In The Dark: Detroit Is Back
How welcome it is to encounter the generally uplifting In The Dark: Detroit Is Back (Still Music's sequel to In The Dark: The Soul Of Detroit, first released in 2005 and repressed in 2012) when so much of what's reported about Detroit is suffused with gloom and despair. Every news item about the city, it seems, is focused on the city's economic woes and its overall decay. Still Music's new collection, however, argues that at least on musical grounds the city is as vital and progressive a force as it's ever been. Drawing a connecting line from the inaugural chapter to the second, some contributors from the first reappear, among them Marcellus Pittman, Delano Smith, Rick Wilhite, Amp Fiddler, and Keith Worthy, while others are new to the series—Terrence Dixon, DJ 3000, Gerald Mitchell, Alex Israel, Patrice Scott, and others.
Certainly it's not easy to get a straightforward sense of the city's musical identity based on the release, but that's not necessarily a bad thing. The listener comes away from In The Dark: Detroit Is Back mindful of it as a glorious melting-pot of styles, a place where techno as well as house, r'n'b, soul, and funk are plentiful. As if to ensure the message gets through loud and clear, proceed directly to Delano Smith's “A Message For The DJ” with its repeated “I'm a house head forever / At least until I die” pronouncement.

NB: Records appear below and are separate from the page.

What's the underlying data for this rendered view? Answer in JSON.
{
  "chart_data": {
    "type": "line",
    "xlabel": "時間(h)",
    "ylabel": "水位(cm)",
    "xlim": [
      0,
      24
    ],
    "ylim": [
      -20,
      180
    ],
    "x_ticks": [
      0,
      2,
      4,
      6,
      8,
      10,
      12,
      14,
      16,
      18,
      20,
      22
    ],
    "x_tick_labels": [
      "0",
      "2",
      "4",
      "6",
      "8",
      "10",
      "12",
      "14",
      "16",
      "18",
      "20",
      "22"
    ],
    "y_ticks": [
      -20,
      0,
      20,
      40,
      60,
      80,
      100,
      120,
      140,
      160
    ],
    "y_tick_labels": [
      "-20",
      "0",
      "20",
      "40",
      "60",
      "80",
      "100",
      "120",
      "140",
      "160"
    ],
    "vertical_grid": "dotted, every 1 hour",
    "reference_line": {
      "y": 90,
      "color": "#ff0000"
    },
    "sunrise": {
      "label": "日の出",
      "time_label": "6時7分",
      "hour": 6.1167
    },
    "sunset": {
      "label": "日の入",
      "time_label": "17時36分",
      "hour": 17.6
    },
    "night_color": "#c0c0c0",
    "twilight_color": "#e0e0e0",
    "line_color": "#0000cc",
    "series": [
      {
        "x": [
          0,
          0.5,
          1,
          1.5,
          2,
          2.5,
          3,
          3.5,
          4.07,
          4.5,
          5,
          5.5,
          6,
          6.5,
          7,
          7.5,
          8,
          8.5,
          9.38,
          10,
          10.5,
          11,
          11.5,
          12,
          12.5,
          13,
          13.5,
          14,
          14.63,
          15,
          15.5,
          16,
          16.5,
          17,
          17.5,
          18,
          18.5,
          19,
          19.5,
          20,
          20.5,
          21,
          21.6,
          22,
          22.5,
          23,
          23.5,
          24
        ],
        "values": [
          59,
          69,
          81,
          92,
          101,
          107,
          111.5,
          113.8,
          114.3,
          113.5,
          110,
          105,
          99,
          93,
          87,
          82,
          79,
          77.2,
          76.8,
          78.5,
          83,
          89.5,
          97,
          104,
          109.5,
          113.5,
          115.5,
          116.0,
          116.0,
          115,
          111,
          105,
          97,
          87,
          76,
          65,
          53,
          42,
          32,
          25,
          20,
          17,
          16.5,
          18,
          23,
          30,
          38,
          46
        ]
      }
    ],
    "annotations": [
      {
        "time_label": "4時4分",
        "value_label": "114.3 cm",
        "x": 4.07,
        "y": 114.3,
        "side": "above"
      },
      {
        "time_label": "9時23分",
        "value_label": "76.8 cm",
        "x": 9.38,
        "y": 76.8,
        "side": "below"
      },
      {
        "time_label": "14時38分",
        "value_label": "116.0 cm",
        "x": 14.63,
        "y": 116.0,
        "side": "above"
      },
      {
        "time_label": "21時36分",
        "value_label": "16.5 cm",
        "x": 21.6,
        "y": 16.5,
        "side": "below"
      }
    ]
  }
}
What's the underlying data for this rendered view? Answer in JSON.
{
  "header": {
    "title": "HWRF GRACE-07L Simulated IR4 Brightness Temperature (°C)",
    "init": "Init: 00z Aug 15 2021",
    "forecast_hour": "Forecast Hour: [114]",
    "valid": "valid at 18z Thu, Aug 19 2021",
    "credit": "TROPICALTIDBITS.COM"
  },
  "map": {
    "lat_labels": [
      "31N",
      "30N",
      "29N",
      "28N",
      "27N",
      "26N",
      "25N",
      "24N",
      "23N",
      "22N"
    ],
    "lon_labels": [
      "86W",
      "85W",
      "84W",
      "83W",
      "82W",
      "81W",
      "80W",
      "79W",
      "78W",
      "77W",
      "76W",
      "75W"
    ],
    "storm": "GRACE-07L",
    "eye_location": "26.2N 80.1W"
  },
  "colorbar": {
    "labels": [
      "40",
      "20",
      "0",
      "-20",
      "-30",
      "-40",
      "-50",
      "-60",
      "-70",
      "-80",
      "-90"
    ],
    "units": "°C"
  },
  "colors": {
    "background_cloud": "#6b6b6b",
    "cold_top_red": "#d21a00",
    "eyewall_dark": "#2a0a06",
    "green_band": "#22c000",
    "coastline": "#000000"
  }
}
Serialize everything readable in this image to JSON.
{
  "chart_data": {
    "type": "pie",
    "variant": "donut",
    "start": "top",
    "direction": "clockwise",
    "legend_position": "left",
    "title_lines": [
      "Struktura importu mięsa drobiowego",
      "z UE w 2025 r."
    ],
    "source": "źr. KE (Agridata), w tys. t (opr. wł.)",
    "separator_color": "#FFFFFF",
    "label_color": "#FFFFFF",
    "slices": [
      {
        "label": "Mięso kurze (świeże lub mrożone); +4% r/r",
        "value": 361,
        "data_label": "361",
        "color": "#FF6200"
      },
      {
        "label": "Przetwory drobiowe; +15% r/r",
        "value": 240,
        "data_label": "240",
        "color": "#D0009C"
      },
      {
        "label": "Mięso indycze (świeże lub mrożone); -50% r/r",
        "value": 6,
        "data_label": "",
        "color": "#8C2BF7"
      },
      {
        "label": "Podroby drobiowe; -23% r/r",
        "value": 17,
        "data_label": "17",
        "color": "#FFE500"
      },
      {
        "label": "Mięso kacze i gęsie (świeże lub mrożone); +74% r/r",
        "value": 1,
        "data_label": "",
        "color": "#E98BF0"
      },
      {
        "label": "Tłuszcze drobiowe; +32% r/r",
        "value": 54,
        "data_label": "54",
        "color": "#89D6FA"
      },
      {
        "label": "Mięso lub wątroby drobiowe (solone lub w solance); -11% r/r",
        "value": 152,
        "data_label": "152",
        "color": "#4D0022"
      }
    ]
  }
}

Granted the desirable pole position, Mike Huckaby's brother Craig makes the most of it with “The Answer,” a bass-powered funk dynamo that gets a major boost from its marked live feel. Some tracks, such as Pittman's “Make It Work” and Israel's “Cash Neutral,” exude a luscious, synth-heavy exuberance characteristic of Carl Craig's output, while the grooving jazz feel so central to house music's swing emerges powerfully in cuts by Wilhite (“Magic Water”) and Mitchell (“Fly Like Eagles”). Dixon's two-part futurama “The Fall Guy” could have fit snugly onto his 2012 Tresor collection From The Far Future Pt. 2; mention must made, too, of D.L. Jones' “Lonely,” which at times plays like some bold, Dilla-fied take on vocal r'n'b. Crisp, electrified house jams (Israel's “Bubble Wrap 106,” Gabbamonkey's “Underlying Dreams”), joyous soul anthems (Patchworks' “Celebration”), squiggly acid-techno (Tony Ollivierra's “Hemoglobin”), and percussion-rich body-shakers that bump and groove (Scott's “Cosmic Rituals,” Worthy's “Cyclops”) also appear.
Predictably not every track knocks it out of the park, so to speak. Working Morpheus dialogue from The Matrix into Mike Clark's “Free Your Mind” would have been a fresher idea around the time of the film's 1999 release than in 2013, for instance, and some tracks, such as Raybone Jones & Jon Easley's nine-minute “As She Moves,” are overlong. Still, at twenty-four tracks and two-and-a-half hours, there's ample material to dig into, and most of it rewards one's time and attention. If it's not the definitive Detroit collection, In The Dark: Detroit Is Back certainly provides more than its share of pleasurable moments as well as confirms that Detroit's electronic music scene is still thriving.